Sus à la Perfide Albion

Hier, c’était l’anniversaire de M., pour fêter cela je l’invite en week-end à Londres jusqu’à lundi. (NDB : là c’est histoire de passer pour un mec bien et surtout un bon petit-copain) On part dans deux heures… Je suis hyper-content de partir à Londres, cela fait une éternité que je n’y ai pas mis les pieds, et donc que je n’ai vu mon copain Fabrice qui y habite depuis quelques années. M. étant anglais à moitié, il doit me présenter une partie de sa famille maternelle. Cela me fait plaisir de faire connaissance avec ses cousins surtout dont il me parle tant depuis deux ans. Son oncle nous prête même sa maison de Londres pour le week-end parce qu’il est en voyage. Yeaaah ! Trop royal !!

Hier, je suis resté toute la soirée avec Diego pendant que M. voyait quelques amis. (NDB : là c’est histoire de passer pour salaud qui abandonne son mec le soir de son anniversaire. Mais j’ai des circonstances, je soutiens mon meilleur pote Diego.) On a passé une très bonne soirée en ce duo toujours gagnant que l’on forme depuis quelques années. J’ai vu « les Sentiments » avec lui justement, on en a pas mal discuté par la suite. On s’est payé les bande-annonces de l’UGC qu’on connaît par coeur, surtout moi avec mes nombreuses sorties au ciné.

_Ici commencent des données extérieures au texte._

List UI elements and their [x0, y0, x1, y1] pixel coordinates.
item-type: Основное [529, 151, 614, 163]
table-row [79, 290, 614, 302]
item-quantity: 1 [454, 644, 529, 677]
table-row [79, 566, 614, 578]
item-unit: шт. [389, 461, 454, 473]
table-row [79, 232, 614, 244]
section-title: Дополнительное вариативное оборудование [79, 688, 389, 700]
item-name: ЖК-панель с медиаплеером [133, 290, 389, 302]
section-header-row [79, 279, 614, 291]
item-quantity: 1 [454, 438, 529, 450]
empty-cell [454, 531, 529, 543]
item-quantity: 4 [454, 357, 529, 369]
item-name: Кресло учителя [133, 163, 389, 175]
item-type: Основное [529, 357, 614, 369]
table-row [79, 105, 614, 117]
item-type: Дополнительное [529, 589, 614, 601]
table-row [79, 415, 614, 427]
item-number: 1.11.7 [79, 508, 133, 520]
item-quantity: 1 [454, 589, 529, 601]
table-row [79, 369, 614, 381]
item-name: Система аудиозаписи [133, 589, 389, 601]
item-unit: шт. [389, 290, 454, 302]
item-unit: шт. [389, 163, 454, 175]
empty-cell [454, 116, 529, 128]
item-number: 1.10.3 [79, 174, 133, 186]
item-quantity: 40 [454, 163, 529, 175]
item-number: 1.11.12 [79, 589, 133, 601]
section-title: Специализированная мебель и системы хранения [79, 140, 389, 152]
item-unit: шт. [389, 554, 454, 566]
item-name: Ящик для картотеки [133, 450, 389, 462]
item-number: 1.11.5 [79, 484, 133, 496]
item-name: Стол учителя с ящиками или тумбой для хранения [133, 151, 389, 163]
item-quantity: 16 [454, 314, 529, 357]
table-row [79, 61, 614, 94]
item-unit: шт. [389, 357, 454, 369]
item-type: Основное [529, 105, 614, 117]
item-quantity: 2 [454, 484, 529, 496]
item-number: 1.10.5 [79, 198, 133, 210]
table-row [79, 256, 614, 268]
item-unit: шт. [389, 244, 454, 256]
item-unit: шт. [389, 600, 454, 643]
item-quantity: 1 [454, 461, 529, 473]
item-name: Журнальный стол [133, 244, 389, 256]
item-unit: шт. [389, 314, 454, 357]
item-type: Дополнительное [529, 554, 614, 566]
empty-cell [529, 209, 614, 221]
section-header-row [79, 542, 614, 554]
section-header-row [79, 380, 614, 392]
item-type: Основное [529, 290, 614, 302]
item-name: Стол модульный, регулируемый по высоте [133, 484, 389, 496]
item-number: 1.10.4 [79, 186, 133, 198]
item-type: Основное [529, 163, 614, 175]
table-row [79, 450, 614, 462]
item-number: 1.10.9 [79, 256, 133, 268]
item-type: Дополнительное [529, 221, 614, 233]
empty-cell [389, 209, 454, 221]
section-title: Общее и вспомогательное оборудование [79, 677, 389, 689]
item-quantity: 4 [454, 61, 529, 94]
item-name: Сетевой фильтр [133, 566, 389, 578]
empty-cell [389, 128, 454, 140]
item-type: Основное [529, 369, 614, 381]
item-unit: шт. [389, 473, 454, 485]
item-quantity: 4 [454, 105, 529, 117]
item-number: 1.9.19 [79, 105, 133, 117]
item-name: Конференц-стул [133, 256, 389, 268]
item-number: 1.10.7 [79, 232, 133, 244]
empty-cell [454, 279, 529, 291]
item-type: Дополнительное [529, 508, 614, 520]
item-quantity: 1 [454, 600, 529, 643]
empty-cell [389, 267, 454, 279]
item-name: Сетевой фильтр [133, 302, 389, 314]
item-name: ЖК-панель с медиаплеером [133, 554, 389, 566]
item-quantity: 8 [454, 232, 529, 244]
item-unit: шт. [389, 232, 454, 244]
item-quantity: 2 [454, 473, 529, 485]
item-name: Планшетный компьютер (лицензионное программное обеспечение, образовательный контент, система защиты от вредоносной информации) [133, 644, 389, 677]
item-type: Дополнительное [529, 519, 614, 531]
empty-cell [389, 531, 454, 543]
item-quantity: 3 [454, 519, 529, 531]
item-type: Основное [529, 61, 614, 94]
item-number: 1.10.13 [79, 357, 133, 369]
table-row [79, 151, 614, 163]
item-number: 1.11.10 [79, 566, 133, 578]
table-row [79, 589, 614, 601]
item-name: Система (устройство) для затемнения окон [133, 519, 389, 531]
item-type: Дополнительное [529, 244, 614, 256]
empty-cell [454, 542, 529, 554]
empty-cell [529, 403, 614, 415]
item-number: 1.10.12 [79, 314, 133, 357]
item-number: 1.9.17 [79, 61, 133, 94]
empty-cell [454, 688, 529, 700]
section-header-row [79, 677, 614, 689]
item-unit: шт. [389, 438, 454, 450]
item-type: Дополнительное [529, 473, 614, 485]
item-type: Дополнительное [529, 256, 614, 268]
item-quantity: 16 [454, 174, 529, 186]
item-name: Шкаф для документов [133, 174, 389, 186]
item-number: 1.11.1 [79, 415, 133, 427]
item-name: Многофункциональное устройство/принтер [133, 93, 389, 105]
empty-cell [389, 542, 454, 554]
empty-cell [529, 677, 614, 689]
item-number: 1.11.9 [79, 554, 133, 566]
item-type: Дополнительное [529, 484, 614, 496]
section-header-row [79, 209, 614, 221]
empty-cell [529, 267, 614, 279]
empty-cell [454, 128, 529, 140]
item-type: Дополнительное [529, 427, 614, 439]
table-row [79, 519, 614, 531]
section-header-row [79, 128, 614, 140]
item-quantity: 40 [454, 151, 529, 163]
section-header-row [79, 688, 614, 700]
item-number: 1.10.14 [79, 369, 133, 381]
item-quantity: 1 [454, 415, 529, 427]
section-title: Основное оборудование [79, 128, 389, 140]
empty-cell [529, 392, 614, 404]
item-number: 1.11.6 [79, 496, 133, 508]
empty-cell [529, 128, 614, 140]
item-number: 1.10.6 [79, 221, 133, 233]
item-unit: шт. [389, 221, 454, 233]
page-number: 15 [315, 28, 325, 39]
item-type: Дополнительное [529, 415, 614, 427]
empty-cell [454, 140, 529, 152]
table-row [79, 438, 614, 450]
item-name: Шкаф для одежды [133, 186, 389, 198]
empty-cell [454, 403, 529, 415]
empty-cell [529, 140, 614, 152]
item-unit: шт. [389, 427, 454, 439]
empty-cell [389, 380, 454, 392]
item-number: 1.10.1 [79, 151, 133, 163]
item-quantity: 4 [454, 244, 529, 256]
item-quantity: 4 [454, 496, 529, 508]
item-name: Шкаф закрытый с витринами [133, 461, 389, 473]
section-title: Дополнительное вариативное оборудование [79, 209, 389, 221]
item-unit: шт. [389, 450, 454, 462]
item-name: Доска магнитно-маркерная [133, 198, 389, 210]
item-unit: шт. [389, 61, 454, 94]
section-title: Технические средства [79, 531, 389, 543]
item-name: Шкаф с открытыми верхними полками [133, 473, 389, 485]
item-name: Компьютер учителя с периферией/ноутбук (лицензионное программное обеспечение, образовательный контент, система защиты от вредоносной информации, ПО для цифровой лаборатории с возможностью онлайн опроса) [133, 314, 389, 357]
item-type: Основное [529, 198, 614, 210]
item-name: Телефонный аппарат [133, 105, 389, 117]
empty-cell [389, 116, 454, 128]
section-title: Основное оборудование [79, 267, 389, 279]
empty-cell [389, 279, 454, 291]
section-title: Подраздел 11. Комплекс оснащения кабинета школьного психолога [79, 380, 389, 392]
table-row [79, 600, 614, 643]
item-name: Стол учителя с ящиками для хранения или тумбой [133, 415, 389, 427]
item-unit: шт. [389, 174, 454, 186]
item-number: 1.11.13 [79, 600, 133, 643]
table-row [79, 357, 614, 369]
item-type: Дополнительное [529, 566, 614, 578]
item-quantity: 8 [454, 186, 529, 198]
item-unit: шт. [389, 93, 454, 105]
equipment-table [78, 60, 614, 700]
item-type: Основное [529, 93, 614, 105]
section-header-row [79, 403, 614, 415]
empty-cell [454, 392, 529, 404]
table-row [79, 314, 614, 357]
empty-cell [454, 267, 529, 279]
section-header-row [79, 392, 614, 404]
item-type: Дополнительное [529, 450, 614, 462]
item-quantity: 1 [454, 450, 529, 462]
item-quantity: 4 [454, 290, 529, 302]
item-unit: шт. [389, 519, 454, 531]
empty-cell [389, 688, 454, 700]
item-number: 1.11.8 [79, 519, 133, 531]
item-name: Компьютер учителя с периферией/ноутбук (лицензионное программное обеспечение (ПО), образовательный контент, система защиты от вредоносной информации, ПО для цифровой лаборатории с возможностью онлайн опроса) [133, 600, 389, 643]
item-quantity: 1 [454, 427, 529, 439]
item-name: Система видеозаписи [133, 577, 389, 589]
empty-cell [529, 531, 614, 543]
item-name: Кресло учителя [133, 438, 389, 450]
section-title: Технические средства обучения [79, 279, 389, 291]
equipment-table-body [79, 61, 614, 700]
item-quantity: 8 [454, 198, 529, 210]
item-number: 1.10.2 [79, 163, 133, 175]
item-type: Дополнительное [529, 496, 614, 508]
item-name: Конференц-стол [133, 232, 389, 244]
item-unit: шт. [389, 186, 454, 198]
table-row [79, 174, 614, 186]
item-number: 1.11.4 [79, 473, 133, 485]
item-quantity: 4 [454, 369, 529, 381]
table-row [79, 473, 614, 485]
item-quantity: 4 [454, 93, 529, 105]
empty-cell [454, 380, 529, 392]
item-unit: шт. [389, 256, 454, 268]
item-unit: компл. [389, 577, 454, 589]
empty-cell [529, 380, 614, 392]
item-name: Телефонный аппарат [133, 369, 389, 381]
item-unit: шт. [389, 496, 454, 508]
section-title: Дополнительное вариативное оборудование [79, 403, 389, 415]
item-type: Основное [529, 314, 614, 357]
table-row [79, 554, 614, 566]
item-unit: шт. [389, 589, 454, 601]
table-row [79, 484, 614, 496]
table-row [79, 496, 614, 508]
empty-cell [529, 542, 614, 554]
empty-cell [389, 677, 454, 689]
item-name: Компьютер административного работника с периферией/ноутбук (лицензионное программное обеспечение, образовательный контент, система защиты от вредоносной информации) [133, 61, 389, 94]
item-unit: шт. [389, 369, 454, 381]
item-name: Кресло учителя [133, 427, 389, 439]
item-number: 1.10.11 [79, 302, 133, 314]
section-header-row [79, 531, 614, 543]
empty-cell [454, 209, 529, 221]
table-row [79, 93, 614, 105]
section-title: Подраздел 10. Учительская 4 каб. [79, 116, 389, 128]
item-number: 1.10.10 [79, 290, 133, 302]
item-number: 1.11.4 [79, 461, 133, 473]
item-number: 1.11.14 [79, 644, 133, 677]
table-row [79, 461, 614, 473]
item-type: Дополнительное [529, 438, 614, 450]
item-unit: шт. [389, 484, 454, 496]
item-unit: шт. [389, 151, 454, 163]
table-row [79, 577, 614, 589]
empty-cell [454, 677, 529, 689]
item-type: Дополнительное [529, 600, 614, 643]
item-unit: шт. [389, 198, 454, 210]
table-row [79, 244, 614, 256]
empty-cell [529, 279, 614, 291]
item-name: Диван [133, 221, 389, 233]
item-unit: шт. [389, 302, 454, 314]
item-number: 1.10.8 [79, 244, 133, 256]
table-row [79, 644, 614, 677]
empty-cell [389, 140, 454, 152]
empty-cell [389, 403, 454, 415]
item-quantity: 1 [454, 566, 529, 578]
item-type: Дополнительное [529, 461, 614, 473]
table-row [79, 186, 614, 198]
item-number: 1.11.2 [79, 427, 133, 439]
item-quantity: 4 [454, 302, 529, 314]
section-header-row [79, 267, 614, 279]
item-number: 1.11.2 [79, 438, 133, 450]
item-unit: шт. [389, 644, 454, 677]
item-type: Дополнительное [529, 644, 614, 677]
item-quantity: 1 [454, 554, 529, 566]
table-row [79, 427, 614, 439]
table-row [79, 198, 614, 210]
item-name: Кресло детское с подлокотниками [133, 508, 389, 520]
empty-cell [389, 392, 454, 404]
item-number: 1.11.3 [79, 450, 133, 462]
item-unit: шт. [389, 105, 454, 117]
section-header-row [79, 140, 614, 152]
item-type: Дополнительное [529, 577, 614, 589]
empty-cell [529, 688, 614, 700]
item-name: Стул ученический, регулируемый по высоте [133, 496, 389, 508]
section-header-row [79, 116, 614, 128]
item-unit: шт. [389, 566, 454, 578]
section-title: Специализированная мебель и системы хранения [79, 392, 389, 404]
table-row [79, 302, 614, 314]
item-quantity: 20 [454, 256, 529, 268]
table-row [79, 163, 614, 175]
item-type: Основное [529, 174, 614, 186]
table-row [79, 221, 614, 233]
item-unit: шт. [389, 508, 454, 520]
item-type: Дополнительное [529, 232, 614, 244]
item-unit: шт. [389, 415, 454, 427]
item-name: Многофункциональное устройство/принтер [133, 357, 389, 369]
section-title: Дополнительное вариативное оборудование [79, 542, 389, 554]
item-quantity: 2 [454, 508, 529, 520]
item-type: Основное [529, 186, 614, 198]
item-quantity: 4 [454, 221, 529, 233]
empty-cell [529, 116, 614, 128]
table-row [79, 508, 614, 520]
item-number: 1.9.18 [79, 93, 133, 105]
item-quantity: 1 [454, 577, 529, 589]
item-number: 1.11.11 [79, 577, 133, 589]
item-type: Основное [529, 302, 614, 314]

On a tous les deux tilté sur le navet annoncé que doit être Freaky Friday, un film étiqueté ado où une mère, forcément ringarde, et sa fille, forcément hype, se réveillé chacune dans la peau l’une de l’autre.

Et du coup, on s’est rappelé de deux titres de ce genre de comédies pour ado made in America qui ont marqué notre propre adolescence. On s’est avoué, évidemment, les avoir regardé à plusieurs reprises, et c’est vrai que l’identification est très importante dans ce type de navet. Hors les « Dirty Dancing » et autre « Grease » qui sont de grosses productions, il y a surtout Can’t buy me love. Je suis sur que cela doit remémorer des choses à des personnes autour de mon âge. Je garde aussi un souvenir ému d’un film d’un genre un peu connexe, c’est Nuit de Folie avec la toute jeune Elisabeth Shue. Ah ouai, je me souviens surtout de la scène avec Thor !! Je me rends compte que ce sont deux films de 1987 mais que j’ai vu à la télé en France quelques années après, je devais avoir 15 ans… :langue:

Ensuite, j’ai fait connaître à Dieg le resto japonais où nous étions allés deux jours avant avec Nabiloo et Cédric. En passant dans tataland, Diego m’a fait remarqué l’ouverture d’un nouveau bar (enfin peut-être pas si nouveau que ça ?), le RAIDD, qui est à l’endroit du Coffee-Shop de l’Open (ou du « Rude » avant, pour les vieux de la vieille du Marais lol), rue du Temple. Nous avons donc enquêté pour vous !! Arf !

Le bilan est assez positif, la musique était assez bonne, une techno correctement orchestrée entre Hard House et StarQueen (l’expression est de moi, mais c’est assez clair je pense…), les gens plutôt souriants et joliment accoutrés. La moyenne d’âge était assez jeune mais pas non plus prépubères. La déco est inexistante, enfin si allez, on va dire que c’est « dépouillé dans le genre industriel ». Il y a sur la droite une cabine de douche (comme à l’époque du « Milk », vous vous souvenez en dessous du Palace ?) avec un gogo dedans en train de se laver se toucher. Ah maaaaaais, c’est pas le moment de prendre ta douche monsieur ! Tu es en public !!! Ah bon ? C’est fait esssprès ? En fait mon impression de base en rentrant est qu’on se croit dans un épisode de la série Queer As Folk (US), comme dans la boite où ils vont dans chaque épisode. Ouai assez similaire… un peu de gymqueen, quelques mecs standards, des spots genre nightclub, la musique assez forte et une ambiance pas moribonde. J’aimerais bien y retourner un samedi soir pour voir si l’ambiance est aussi cool. Et vu les regards dardés sur mon camarade de débauche, Dieg, je pense qu’il y retournera aussi avec un objectif autre.

Bon allez, il faut que je boucle mes affaires !!! A ciao ! 8)

7 Commentaires

  1. comment
    Freaky Friday se laisse voir, c’est même assez drôle à certains moments, surtout pour un inconditionnel de JL Curtis (c’est sûr, quand on a 24 heures d’avion à perdre, ça modifie un peu le jugement, mais bon!!!)